Two
Eleanor Mae was
born in Baltimore.
An Aquarius. Born twenty-two years into
the millenium. The second child and the only daughter, to a British mother,
Jennie and a father, Howard, who enlisted in the Royal Canadian Mounties before
the United States
had gotten into the first world war. It
was there that Grandaddy lost his arm.
Her dashing older
brother was three years her senior.
There was another dashing brother
five years her junior. A couple of
siblings were born interspersed around them. Had they lived, there would have
been seven children in the Hood family.
Mom married at
eighteen. She and my Dad joined the
Army. Mom was in the Women’s Auxillary
Corps (WAC). My memory is that they were both in the military for two years. After their service, they returned to Baltimore.
Somewhere along
the line, Mom ran a lathe. That was typical
of most women during the war years after their spouses left for military
service.
Mom said her
father was an alcoholic, that her mother always crying, always whining. None of it was what I experienced except for
my Grandaddy’s drinking. He was often
drunk. I know that because he often fell
off a barstool. I would spend part of my
summer vacation taking care of him while his six ribs healed from the fall. There
were lots of jokes about his drinking.
One in particular was that he needed something to strap him upright to
the bar stool. That was long before
seatbelts were invented in automobiles.
My memory of my
Nana was that she was loving, wore colorful jewelry (costume, but who cares)

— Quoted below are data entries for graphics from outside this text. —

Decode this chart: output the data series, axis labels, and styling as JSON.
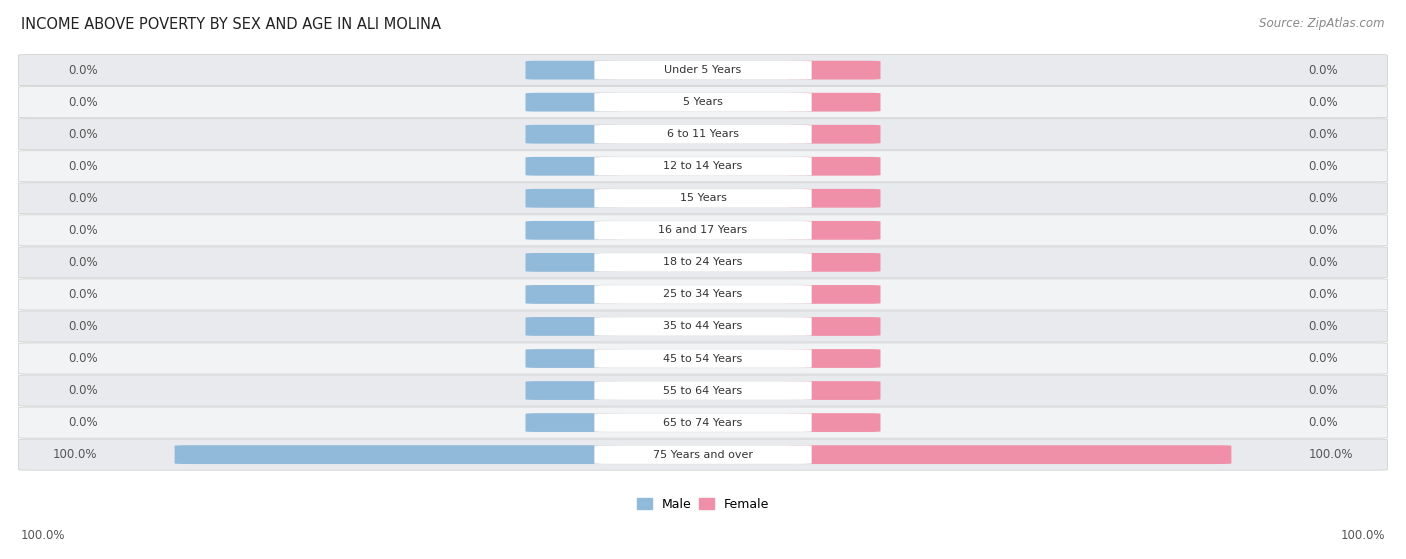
{
  "title": "INCOME ABOVE POVERTY BY SEX AND AGE IN ALI MOLINA",
  "source": "Source: ZipAtlas.com",
  "categories": [
    "Under 5 Years",
    "5 Years",
    "6 to 11 Years",
    "12 to 14 Years",
    "15 Years",
    "16 and 17 Years",
    "18 to 24 Years",
    "25 to 34 Years",
    "35 to 44 Years",
    "45 to 54 Years",
    "55 to 64 Years",
    "65 to 74 Years",
    "75 Years and over"
  ],
  "male_values": [
    0.0,
    0.0,
    0.0,
    0.0,
    0.0,
    0.0,
    0.0,
    0.0,
    0.0,
    0.0,
    0.0,
    0.0,
    100.0
  ],
  "female_values": [
    0.0,
    0.0,
    0.0,
    0.0,
    0.0,
    0.0,
    0.0,
    0.0,
    0.0,
    0.0,
    0.0,
    0.0,
    100.0
  ],
  "male_color": "#91b9d9",
  "female_color": "#f090a8",
  "row_bg_color": "#e8eaed",
  "row_alt_color": "#f2f3f5",
  "label_bg_color": "#ffffff",
  "title_fontsize": 10.5,
  "source_fontsize": 8.5,
  "label_fontsize": 8.0,
  "value_fontsize": 8.5,
  "legend_fontsize": 9,
  "figure_bg": "#ffffff",
  "axis_label_color": "#555555",
  "label_text_color": "#333333"
}
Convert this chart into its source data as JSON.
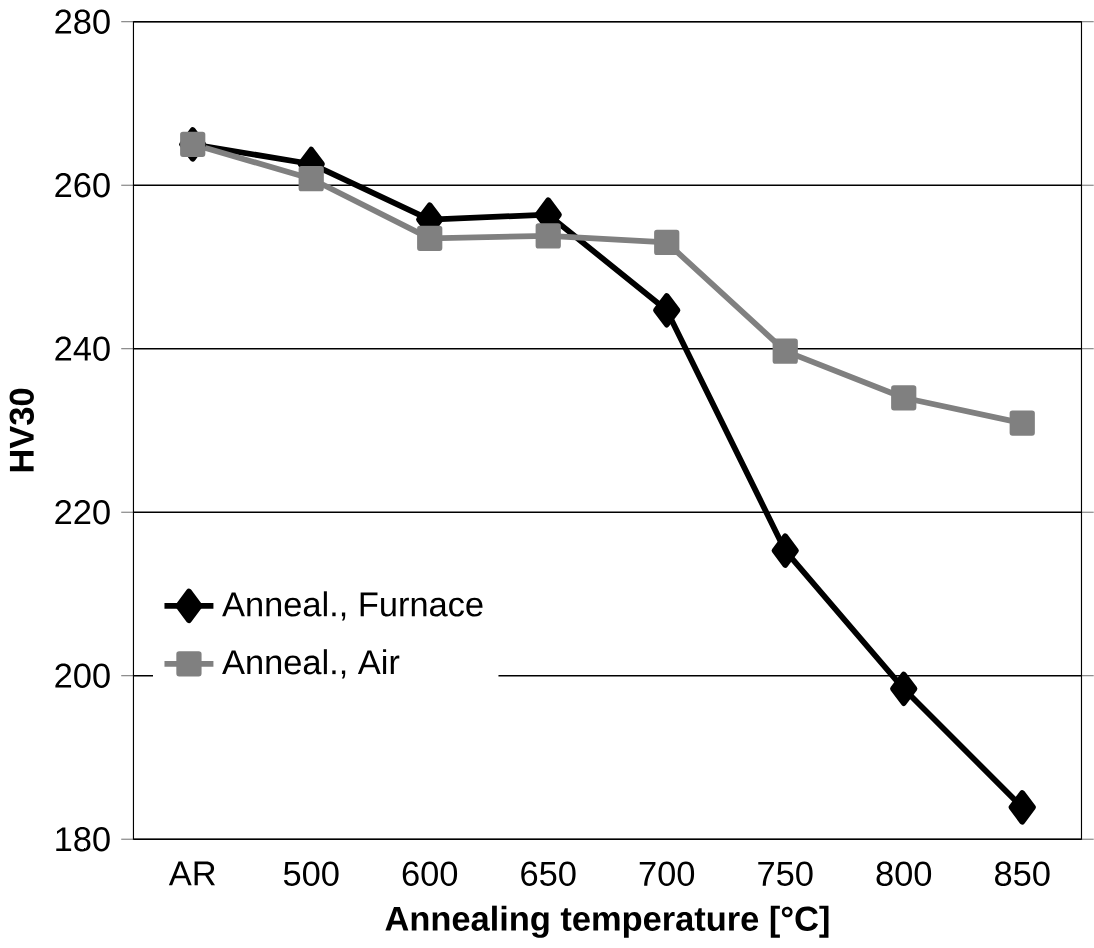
{
  "chart_data": {
    "type": "line",
    "xlabel": "Annealing temperature [°C]",
    "ylabel": "HV30",
    "categories": [
      "AR",
      "500",
      "600",
      "650",
      "700",
      "750",
      "800",
      "850"
    ],
    "series": [
      {
        "name": "Anneal., Furnace",
        "color": "#000000",
        "marker": "diamond",
        "values": [
          265,
          262.6,
          255.8,
          256.4,
          244.7,
          215.3,
          198.4,
          183.9
        ]
      },
      {
        "name": "Anneal., Air",
        "color": "#808080",
        "marker": "square",
        "values": [
          265,
          260.8,
          253.5,
          253.8,
          253,
          239.7,
          234,
          230.9
        ]
      }
    ],
    "ylim": [
      180,
      280
    ],
    "yticks": [
      180,
      200,
      220,
      240,
      260,
      280
    ],
    "grid": "y",
    "legend": "left",
    "line_style": "solid"
  }
}
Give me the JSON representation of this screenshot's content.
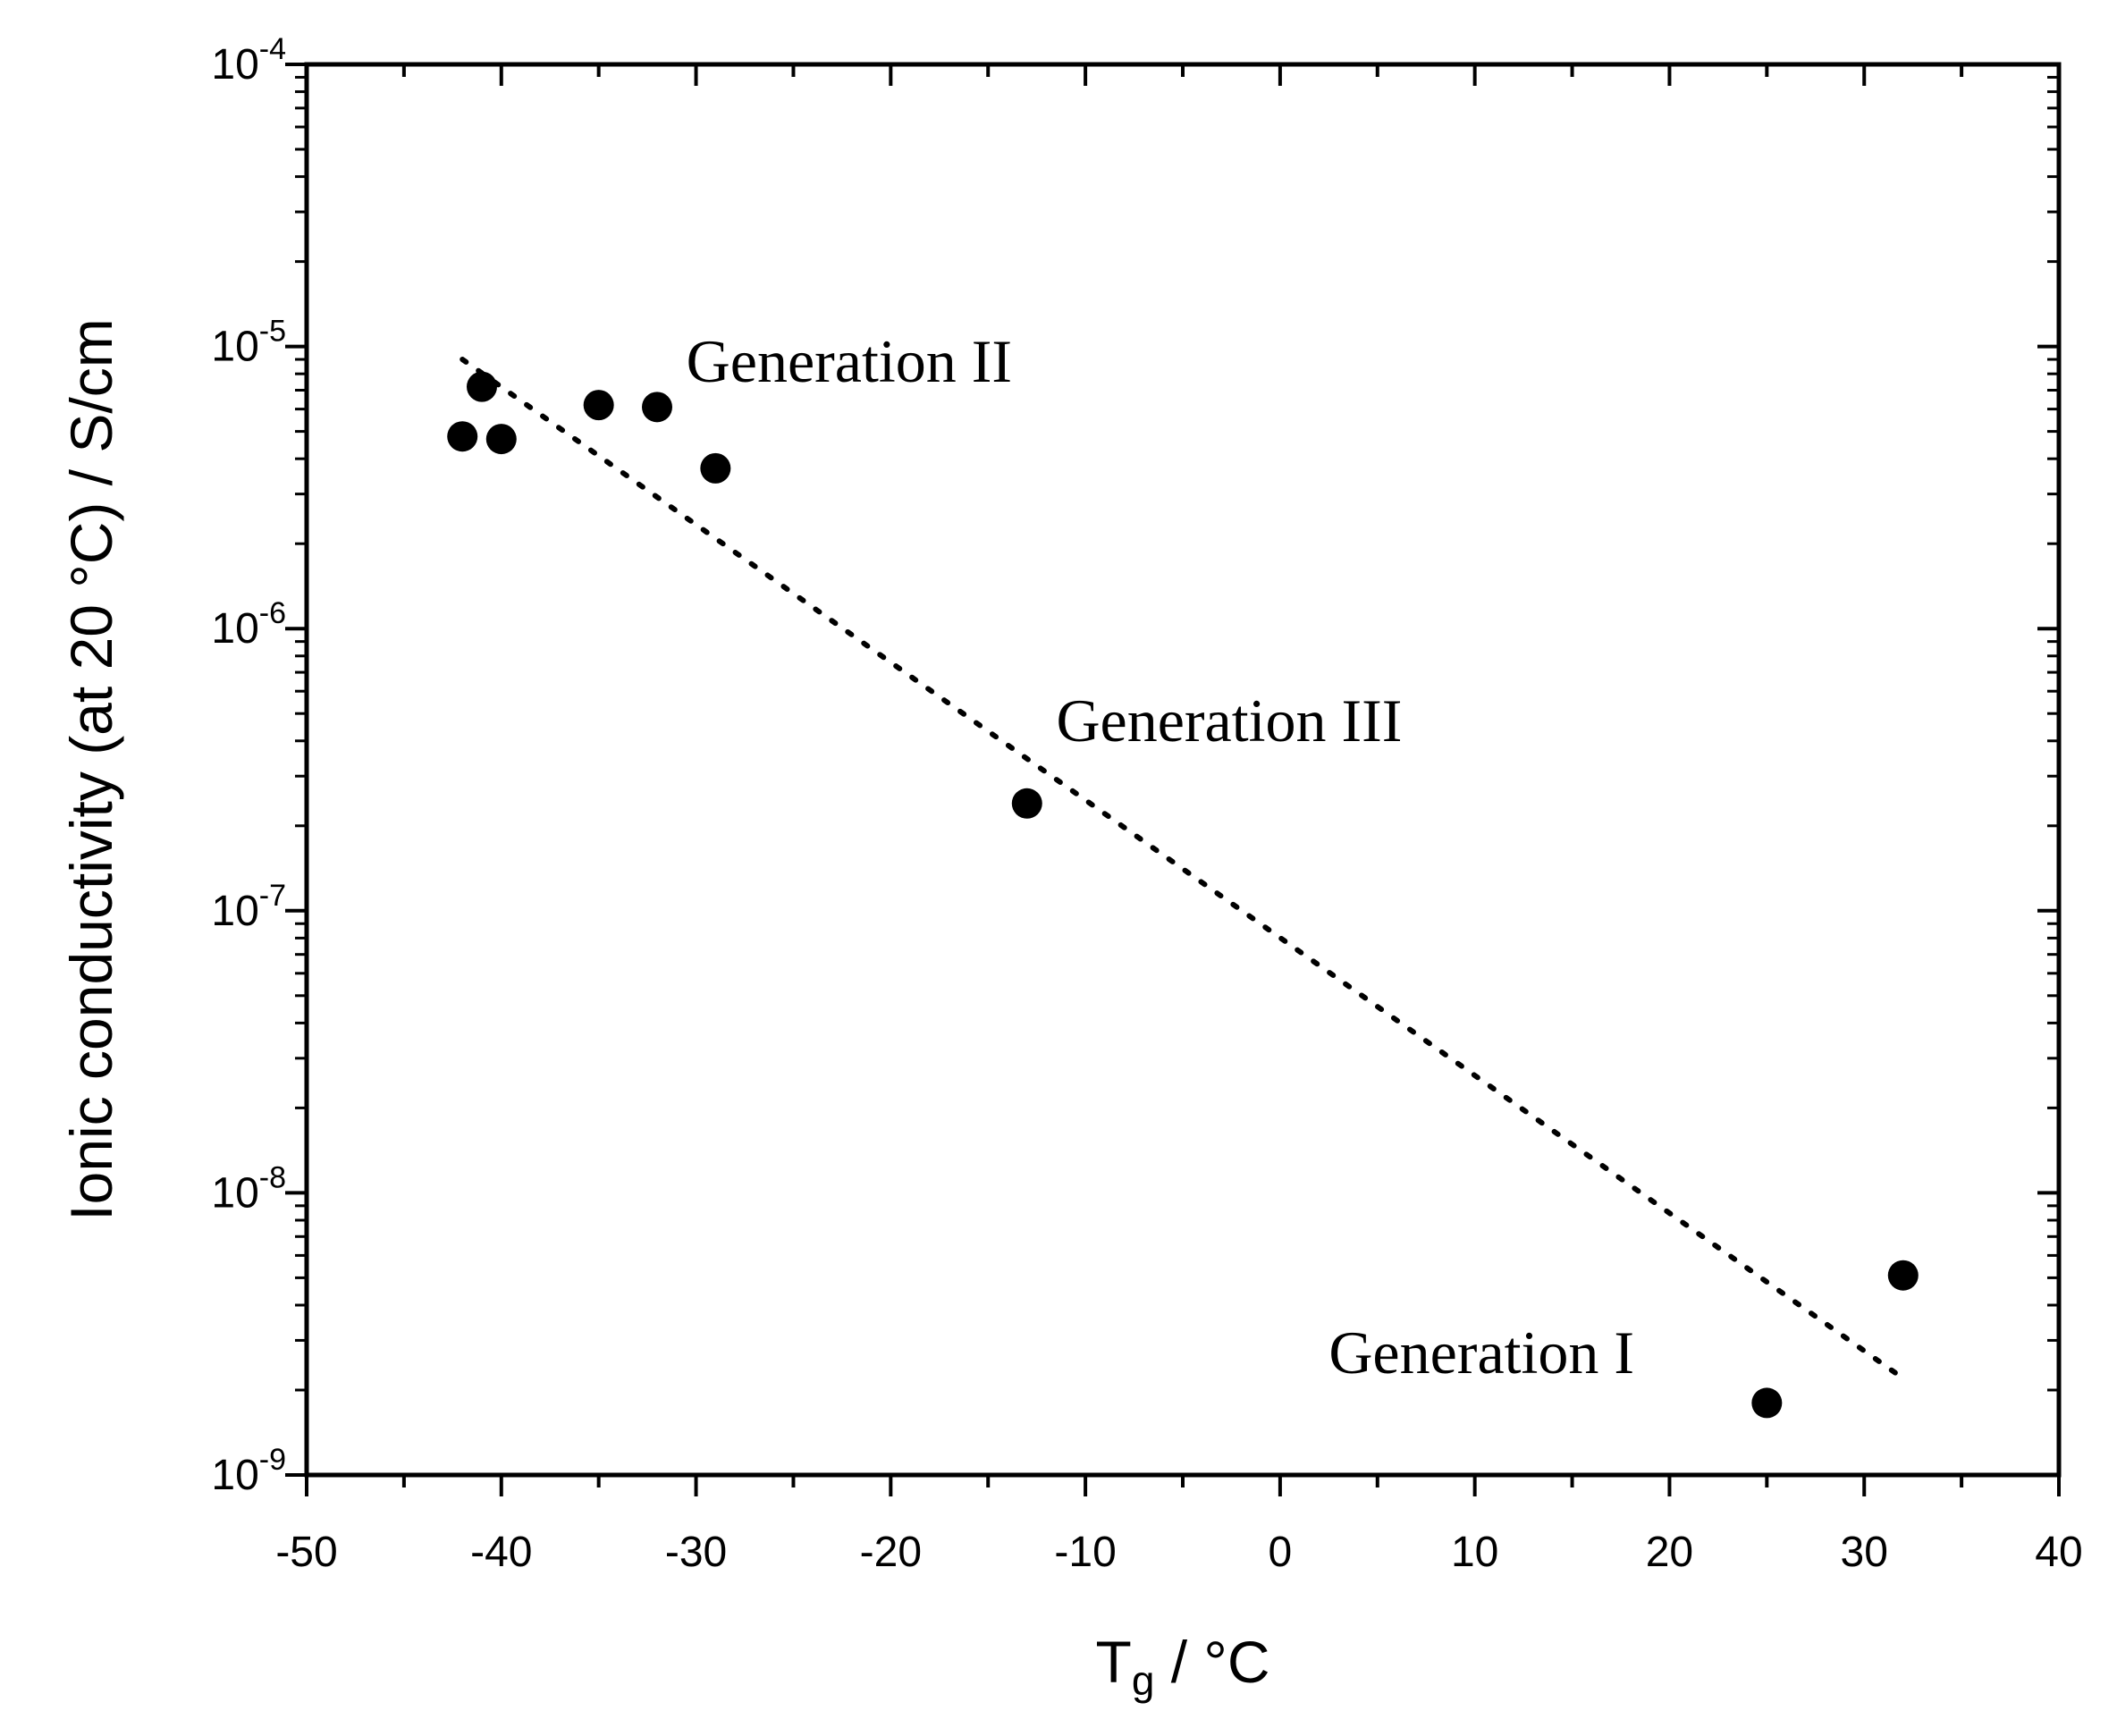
{
  "chart_data": {
    "type": "scatter",
    "title": "",
    "xlabel_main": "T",
    "xlabel_sub": "g",
    "xlabel_rest": " / °C",
    "ylabel": "Ionic conductivity (at 20 °C) / S/cm",
    "xlim": [
      -50,
      40
    ],
    "ylim_exp": [
      -9,
      -4
    ],
    "yscale": "log",
    "x_ticks": [
      -50,
      -40,
      -30,
      -20,
      -10,
      0,
      10,
      20,
      30,
      40
    ],
    "x_tick_labels": [
      "-50",
      "-40",
      "-30",
      "-20",
      "-10",
      "0",
      "10",
      "20",
      "30",
      "40"
    ],
    "y_tick_exponents": [
      -9,
      -8,
      -7,
      -6,
      -5,
      -4
    ],
    "y_tick_base": "10",
    "y_tick_exp_labels": [
      "-9",
      "-8",
      "-7",
      "-6",
      "-5",
      "-4"
    ],
    "series": [
      {
        "name": "data",
        "marker": "filled-circle",
        "color": "#000000",
        "points": [
          {
            "x": -42,
            "y": 4.8e-06
          },
          {
            "x": -41,
            "y": 7.2e-06
          },
          {
            "x": -40,
            "y": 4.7e-06
          },
          {
            "x": -35,
            "y": 6.2e-06
          },
          {
            "x": -32,
            "y": 6.1e-06
          },
          {
            "x": -29,
            "y": 3.7e-06
          },
          {
            "x": -13,
            "y": 2.4e-07
          },
          {
            "x": 25,
            "y": 1.8e-09
          },
          {
            "x": 32,
            "y": 5.1e-09
          }
        ]
      },
      {
        "name": "fit",
        "style": "dotted",
        "color": "#000000",
        "points": [
          {
            "x": -42,
            "y": 9e-06
          },
          {
            "x": 32,
            "y": 2.2e-09
          }
        ]
      }
    ],
    "annotations": [
      {
        "text": "Generation II",
        "x": -30.5,
        "y": 7.5e-06
      },
      {
        "text": "Generation III",
        "x": -11.5,
        "y": 4e-07
      },
      {
        "text": "Generation I",
        "x": 2.5,
        "y": 2.3e-09
      }
    ]
  }
}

and always had a hat on. She also said, “to
mat toes” for tomatoes. It didn’t make
sense she didn’t pronounced potatoes the same way. It always made me laugh.
Nana, a petite and
warm woman, came to the United States
in the early ‘20s from London,
England. Over time she lost most of her accent except
when she would speak of tomatoes. She
pronounced them “toe matt toes.” It
always made me laugh.
Nana had eloped in
her early twenties to marry her handsome boyfriend from Maryland. He then enlisted in the Canadian
military long before the United
States got into the first World War. That is where he lost his left arm. Nana
later learned his family owned the land on which Cape
Canaveral is built.
Nana says that
there were maids in her home when she was raising her children. An upstairs maid and a downstairs maid. There is also evidence the family was
wealthy.
Grandaddy’s
parents died when he was young. Sent to
work as an indentured servant essentially, a lawyer saved his life. Not in a physical sense but more in an
opportunity sense. When Grandaddy was
seventeen years old, a lawyer came to the house where he was working. He’d been living in a barn and the attorney
told him he came into a great deal of money.
He left both the barn and his employers immediately. After he finished high school he went to
college.
Rumor is that he
was bitter from the abuse of his employers.
That and losing his arm in the war are the reasons our family believe he
started drinking. It is hard to know for sure about that since he rarely spoke
to any of us.
Mom said he was
often abusive to her, both physically and verbally. That she couldn’t go to medical school and
had to go to work to support the family because of his drinking and inability
to work consistently left her both angry and bitter. She never spoke about her
anger but was quick to identify it in others.
Aunt Phyliss, my
mother’s childhood friend, called her “Scrappy.” My brother and I called all of
my Mom’s family and friends “aunt.” It
was a southern endearment. Phyliss was my father’s second cousin. She introduced my parents to one another.
Phyliss was one of
the best people I knew. And very aware
of children, unlike my mother. Phyliss
always offered me a treat when Mom and I visited her in the next town.